O Framework Build vs. Buy vs. Partner para CEOs de Mercado Médio
Dados Relevantes: Decisões de Build vs. Buy vs. Partner
- Estimativas internas de build subestimam o custo real em 40 a 60% quando manutenção, integração e custo de oportunidade são considerados (pesquisa de TCO da Deloitte).
- 70 a 90% das operações de M&A falham em entregar o valor esperado, com custos de integração rotineiramente chegando a 20 a 30% do valor do negócio (pesquisa da McKinsey sobre pós-fusão).
- Cerca de metade das parcerias estratégicas se dissolve ou tem desempenho abaixo do esperado em 3 a 5 anos, principalmente devido a roadmaps desalinhados e ambiguidade de responsabilidade (estudos da PwC sobre alianças estratégicas).
- Caminhos de build levam 2 a 3 vezes mais do que as estimativas dos engenheiros para capacidades não essenciais, uma vez que a expansão do escopo e as prioridades concorrentes se acumulam.
- Estratégias partner-first entregam time-to-market 6 a 10 vezes mais rápido do que o build para capacidades não diferenciadas: a lacuna onde a maioria do valor do mercado médio é perdida ou conquistada.
Em algum momento, todo CEO de uma empresa com 100 a 300 pessoas enfrenta uma versão da mesma conversa.
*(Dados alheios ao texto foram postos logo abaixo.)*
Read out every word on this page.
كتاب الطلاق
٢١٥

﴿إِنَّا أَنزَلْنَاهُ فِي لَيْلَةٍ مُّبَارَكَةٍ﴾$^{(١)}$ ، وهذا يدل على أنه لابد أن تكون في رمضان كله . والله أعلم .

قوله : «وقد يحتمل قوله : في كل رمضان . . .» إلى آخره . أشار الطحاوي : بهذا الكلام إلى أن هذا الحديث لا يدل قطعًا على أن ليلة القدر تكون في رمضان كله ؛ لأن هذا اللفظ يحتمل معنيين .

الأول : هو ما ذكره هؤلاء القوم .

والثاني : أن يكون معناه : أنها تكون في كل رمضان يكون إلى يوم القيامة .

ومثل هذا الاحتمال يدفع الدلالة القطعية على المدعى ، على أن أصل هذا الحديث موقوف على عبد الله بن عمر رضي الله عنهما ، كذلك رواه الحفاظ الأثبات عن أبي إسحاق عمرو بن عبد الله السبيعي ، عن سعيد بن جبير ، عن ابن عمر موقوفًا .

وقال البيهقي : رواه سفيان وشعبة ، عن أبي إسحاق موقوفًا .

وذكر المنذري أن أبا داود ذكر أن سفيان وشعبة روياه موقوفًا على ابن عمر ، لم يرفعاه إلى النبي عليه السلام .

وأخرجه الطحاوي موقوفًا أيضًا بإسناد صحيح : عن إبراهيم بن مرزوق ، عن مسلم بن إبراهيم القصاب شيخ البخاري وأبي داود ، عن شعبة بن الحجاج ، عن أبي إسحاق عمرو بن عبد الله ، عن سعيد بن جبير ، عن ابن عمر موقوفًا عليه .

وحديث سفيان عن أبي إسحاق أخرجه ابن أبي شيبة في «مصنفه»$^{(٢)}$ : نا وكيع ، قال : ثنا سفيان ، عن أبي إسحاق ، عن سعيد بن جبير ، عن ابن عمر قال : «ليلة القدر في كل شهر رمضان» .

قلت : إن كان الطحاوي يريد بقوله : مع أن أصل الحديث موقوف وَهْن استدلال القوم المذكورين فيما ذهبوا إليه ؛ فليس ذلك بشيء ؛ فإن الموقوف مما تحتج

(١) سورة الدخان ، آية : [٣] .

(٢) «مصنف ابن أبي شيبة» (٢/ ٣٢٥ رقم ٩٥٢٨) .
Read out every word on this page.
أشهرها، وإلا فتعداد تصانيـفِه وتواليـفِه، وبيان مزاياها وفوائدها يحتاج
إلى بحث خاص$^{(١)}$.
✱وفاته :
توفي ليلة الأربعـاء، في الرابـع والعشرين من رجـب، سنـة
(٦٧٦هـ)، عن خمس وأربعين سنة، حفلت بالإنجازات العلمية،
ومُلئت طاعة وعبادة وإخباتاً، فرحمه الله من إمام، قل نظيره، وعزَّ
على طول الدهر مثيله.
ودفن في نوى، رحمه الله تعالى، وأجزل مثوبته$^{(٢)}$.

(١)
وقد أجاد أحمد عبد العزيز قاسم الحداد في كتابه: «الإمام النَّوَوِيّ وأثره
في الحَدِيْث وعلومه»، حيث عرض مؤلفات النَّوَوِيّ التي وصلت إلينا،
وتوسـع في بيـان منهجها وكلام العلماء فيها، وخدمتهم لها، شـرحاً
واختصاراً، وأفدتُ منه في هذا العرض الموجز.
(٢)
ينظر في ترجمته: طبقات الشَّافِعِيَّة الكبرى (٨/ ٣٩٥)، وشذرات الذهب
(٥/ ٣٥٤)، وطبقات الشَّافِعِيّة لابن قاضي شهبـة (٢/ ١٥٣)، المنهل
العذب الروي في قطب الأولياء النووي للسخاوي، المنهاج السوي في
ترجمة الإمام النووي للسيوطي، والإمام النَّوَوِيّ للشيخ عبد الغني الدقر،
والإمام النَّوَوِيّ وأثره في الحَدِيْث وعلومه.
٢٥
Um concorrente acabou de lançar uma capacidade que seus clientes estão pedindo. Seu CTO quer construí-la. Seu CFO menciona uma startup pequena que faz exatamente isso. Seu head de parcerias acha que há um fornecedor que pode integrar em 60 dias. E o conselho quer saber seu plano até a próxima reunião.
Esta é a decisão de build vs. buy vs. partner. É uma das decisões de maior risco que você toma como CEO, não porque a resposta seja complicada, mas porque a resposta errada custa 18 meses. Frequentemente surge junto de uma pergunta paralela: se sua estrutura atual consegue realmente executar o caminho que você escolher.
O modo de falha não é fazer a escolha errada. É fazer a escolha antes de ter feito a análise que revela qual escolha é realmente certa. Pesquisa da Harvard Business Review sobre decisões de make-or-buy identifica três forças estruturais que determinam qual caminho cria valor duradouro.
Por Que Esta Decisão é Mais Difícil do Que Parece
Cada líder funcional traz um viés para essa conversa. Engenheiros adoram construir. É criativo, é permanente e sinaliza capacidade. CFOs são reflexivamente céticos quanto a aquisições. Prêmios de aquisição, risco de integração, drama de earn-out: eles já viram dar errado. Líderes de business development adoram parcerias. São menos comprometedoras, parecem colaborativas e não exigem aprovação de headcount.
Nenhum desses vieses está errado. Mas não são análise estratégica.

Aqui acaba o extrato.